15 февраля замечательному поэту, переводчику и филологу Армасу Иосифовичу Мишину (1935 — 2018) исполнилось бы 84 года
Романтически высокое, страстное служение литературе было делом всей жизни Армаса Мишина. Его «одна, но пламенная страсть» к искусству слова, казалось, наложила отпечаток даже на его повседневный облик и манеру поведения. В стремительности походки, порывистости движений, непосредственности эмоциональных реакций, юношеской искренности и пылкости, даже в сангвинической открытости к общению порой угадывались сполохи, отдаленные отсветы его творческого горения.
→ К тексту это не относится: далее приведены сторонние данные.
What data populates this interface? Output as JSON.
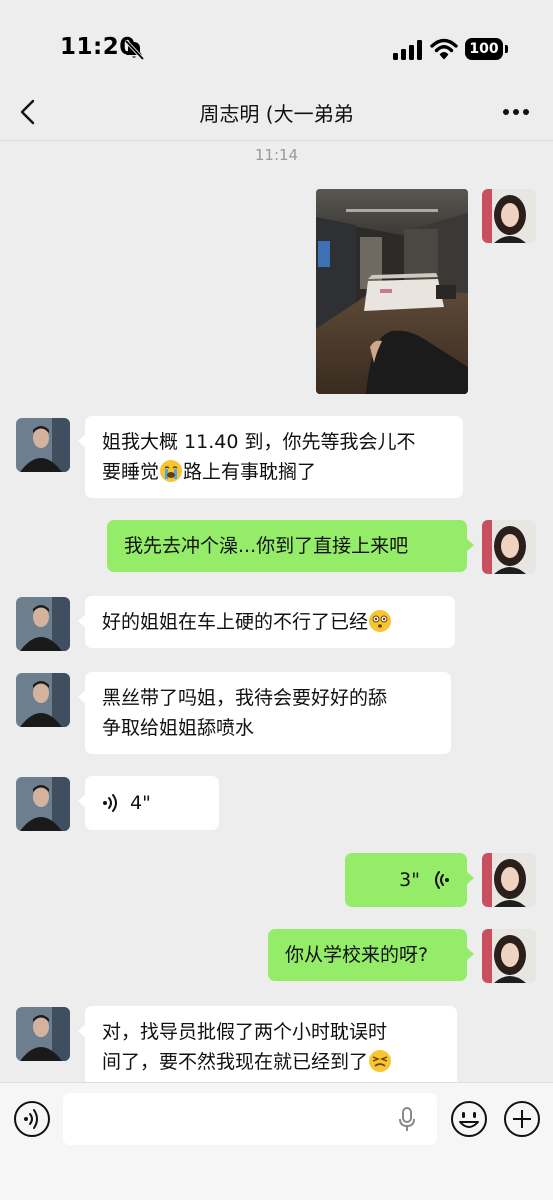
{
  "status_bar": {
    "time": "11:20",
    "battery": "100"
  },
  "header": {
    "title": "周志明 (大一弟弟"
  },
  "chat": {
    "timestamp": "11:14",
    "messages": [
      {
        "side": "right",
        "type": "image"
      },
      {
        "side": "left",
        "type": "text",
        "line1": "姐我大概 11.40 到，你先等我会儿不",
        "line2": "要睡觉",
        "line2_after": "路上有事耽搁了",
        "emoji": "crying-face-emoji"
      },
      {
        "side": "right",
        "type": "text",
        "text": "我先去冲个澡...你到了直接上来吧"
      },
      {
        "side": "left",
        "type": "text",
        "text": "好的姐姐在车上硬的不行了已经",
        "emoji": "dizzy-face-emoji"
      },
      {
        "side": "left",
        "type": "text",
        "line1": "黑丝带了吗姐，我待会要好好的舔",
        "line2": "争取给姐姐舔喷水"
      },
      {
        "side": "left",
        "type": "voice",
        "duration": "4\""
      },
      {
        "side": "right",
        "type": "voice",
        "duration": "3\""
      },
      {
        "side": "right",
        "type": "text",
        "text": "你从学校来的呀?"
      },
      {
        "side": "left",
        "type": "text",
        "line1": "对，找导员批假了两个小时耽误时",
        "line2": "间了，要不然我现在就已经到了",
        "emoji": "persevering-face-emoji"
      }
    ]
  },
  "input": {
    "placeholder": ""
  },
  "colors": {
    "background": "#ededed",
    "outgoing_bubble": "#95ec69",
    "incoming_bubble": "#ffffff"
  }
}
Лейтмотивом его поэтических откровений были романтическое ощущение первозданности, вечной молодости мира и душевный восторг перед ним, которые так подкупают нас в лучших стихах Армаса Иосифовича.
Да, даже незаурядный талант — часто всего лишь полдела: без энергии всепоглощающей любви к музе, Прекрасной даме поэта и прозаика, ему не реализовать себя вполне.
С народом и в гуще жизни
Мало кто жил всецело литературным делом так бескорыстно, самозабвенно–преданно, как Армас Мишин в мучительно трудные для литературы первые пятнадцать постсоветских лет, когда он руководил Союзом писателей Карелии.
Сколько раз я, бывало, заходил к нему в большую, по–зимнему стылую комнату Союза в здании на улице Пушкинской, где он, набросив на плечи пальто, в зябком и, казалось мне, безрадостном одиночестве сидел за столом и, отвлекаясь от многочисленных предписаний, а подчас и нелепых придирок со стороны всяких надзорных органов, читал, правил и рецензировал рукописи авторов — русских, финских, карельских, вепсских.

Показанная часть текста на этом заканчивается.